To order my thoughts it’s probably best if I start from the top. My first thoughts on competence is that it conveys a sense of ability, if you are competent in an area or skill you are able to carry out work related to it with little or no supervision. This linked in with the definitions I collected above, I had a general feeling of what I needed to do to reach the standard needed. After revisiting this I began to wonder, why are we being assessed this way? Would it not be easier to organise a course like that of GCSE D&T with focused practical tasks, course work and an examination at the end just more concentrated? Wouldn’t this ensure that all of us would understand and learn what was expected of us? To be given such an open brief on developing competence with no solid guidelines on the exact content of our outcome initially felt overwhelming. I felt like asking ‘but, aren’t you going to tell us what we need to know?’

The problem is that an intensive course with everything that we need to do laid out for us to just pick up, memorise and practice would not help us to really understand our chosen subject. The problem would be the tendency to fall into surface learning, like having a tick list, do these things and you’ll pass rather than really getting us to engage with our work. A quote from a recent program on education and assessment really stuck with me. One student was asked how she was finding being given comments to aid her progress rather than using the traditional grading system, her answer was really telling ‘The comments are OK but I want them to bring back grades, the only reason I do the work is to get the grades’. Giving us the skills audit and asking us to autonomously make our own investigations encourages us to go deeper, to develop our interests and build a body of knowledge that will stay with us, not just fade away over periods when it is not being used.

Another problem with traditional assessment can be the wording in the documentation given to students.

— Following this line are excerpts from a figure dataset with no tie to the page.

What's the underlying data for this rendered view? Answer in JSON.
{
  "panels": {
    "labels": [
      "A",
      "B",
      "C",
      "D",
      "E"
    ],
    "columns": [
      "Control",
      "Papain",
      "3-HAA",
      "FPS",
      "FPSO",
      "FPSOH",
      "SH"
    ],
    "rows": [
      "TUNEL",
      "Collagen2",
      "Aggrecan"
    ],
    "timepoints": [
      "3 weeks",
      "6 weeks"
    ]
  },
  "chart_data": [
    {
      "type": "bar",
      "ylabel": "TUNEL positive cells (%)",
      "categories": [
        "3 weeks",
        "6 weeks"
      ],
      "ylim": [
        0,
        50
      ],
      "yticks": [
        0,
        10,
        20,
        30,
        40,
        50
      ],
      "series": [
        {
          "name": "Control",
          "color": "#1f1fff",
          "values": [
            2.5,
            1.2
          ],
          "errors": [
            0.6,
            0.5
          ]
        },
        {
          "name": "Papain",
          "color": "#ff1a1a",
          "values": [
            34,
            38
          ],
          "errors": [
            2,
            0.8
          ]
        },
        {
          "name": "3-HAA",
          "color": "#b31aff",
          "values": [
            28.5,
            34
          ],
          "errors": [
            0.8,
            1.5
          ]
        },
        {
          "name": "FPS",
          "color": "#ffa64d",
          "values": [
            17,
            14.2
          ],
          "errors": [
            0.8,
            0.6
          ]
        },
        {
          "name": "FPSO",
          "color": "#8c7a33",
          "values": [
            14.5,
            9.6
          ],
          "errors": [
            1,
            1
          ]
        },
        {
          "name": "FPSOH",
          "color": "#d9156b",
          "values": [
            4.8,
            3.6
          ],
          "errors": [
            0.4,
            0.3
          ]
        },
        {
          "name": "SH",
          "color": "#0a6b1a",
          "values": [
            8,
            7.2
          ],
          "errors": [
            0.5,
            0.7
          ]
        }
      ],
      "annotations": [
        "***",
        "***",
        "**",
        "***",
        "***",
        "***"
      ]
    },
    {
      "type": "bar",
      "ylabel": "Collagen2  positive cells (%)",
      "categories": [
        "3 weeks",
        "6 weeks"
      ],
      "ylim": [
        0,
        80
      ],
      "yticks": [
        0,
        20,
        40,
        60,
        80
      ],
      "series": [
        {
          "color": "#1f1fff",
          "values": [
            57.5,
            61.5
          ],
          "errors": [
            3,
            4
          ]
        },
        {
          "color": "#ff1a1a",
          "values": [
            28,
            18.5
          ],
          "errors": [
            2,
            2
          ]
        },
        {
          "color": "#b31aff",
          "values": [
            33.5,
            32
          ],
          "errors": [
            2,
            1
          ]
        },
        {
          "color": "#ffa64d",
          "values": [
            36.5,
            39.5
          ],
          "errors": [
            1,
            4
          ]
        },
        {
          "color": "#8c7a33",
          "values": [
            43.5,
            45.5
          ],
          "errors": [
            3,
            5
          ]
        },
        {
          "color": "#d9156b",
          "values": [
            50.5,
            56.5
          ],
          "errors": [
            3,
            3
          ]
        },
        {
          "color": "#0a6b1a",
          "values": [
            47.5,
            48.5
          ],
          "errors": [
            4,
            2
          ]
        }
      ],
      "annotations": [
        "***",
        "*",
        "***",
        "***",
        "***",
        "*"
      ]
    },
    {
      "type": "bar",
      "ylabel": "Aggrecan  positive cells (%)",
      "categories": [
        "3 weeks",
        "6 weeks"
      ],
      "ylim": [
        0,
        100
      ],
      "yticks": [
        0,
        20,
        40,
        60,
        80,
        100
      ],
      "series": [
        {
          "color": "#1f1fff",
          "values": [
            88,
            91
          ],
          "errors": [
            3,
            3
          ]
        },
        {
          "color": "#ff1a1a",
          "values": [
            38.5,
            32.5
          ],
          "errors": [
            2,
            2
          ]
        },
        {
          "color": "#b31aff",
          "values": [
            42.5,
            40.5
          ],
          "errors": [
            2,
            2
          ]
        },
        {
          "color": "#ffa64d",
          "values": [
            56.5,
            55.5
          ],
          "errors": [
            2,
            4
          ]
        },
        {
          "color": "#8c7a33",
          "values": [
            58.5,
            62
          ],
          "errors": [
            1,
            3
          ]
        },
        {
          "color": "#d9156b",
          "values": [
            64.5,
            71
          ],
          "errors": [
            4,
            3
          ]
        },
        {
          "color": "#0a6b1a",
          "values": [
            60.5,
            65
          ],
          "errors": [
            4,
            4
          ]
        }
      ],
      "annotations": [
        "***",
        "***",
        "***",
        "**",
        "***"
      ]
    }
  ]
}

It’s not often clear what is being said by an assessment criteria, sometimes things that are supposed to help make this clear can in fact make things worse. For example: essay writing guides, it may say that to get a good grade you need and incisive introduction, but what does that really mean?!? Some feel that this opacity can lead to the student becoming uncertain about what they need to do, resulting in reverting back to strategies ingrained in their schooling, strategies that stem from surface learning and can lead to simple regurgitation of facts and ideas (Edwards and Knight 1995)

Competence bases assessment is much more flexible, it works by giving you a clear goal but the method of achieving it is left open. You can choose what ever learning/investigating/development method that suits you best, maximising your potential (as long as you stay motivated!). This autonomous investigation also has the added benefit of encouraging deeper learning, you are free to pursue what you find interesting therefore the knowledge gathered is personal to you, it means more than just having it given to you to memorise.

At this point in my research I have collated a list of terms assiciated with competence: autonomy, self motivation, problem solving, reliability, reflection, well rounded, self monitoring, aware of wider knowledge/issues, practical, replication and engagement. Below is a table of a taxonomy of objectives for professional education; it’s easy to see the similarities:

Mental characteristics Attitudes and values Personality characteristics Spiritual qualities












Emotional resilience



Mental skills Information skills Action skills Social skills










Decision making

Problem solving






Factual knowledge Experiential knowledge









(Edwards and Knight, 1995, pp.125)

So, what is competence? In doing this research my original definition now seems deficient. Competence is not just about having knowledge or understanding the theory of a subject, or even about being able to pass on that knowledge, it’s about being able to ‘do’ as well as ‘say’. To be competent in a subject you need to understand it but also to be able to apply your understanding, to make a product or to be able to understand why something isn’t working and how to fix it.

Tall order… I’ve made a start in the keypad safe project but I have so much more to cover before I reach competence!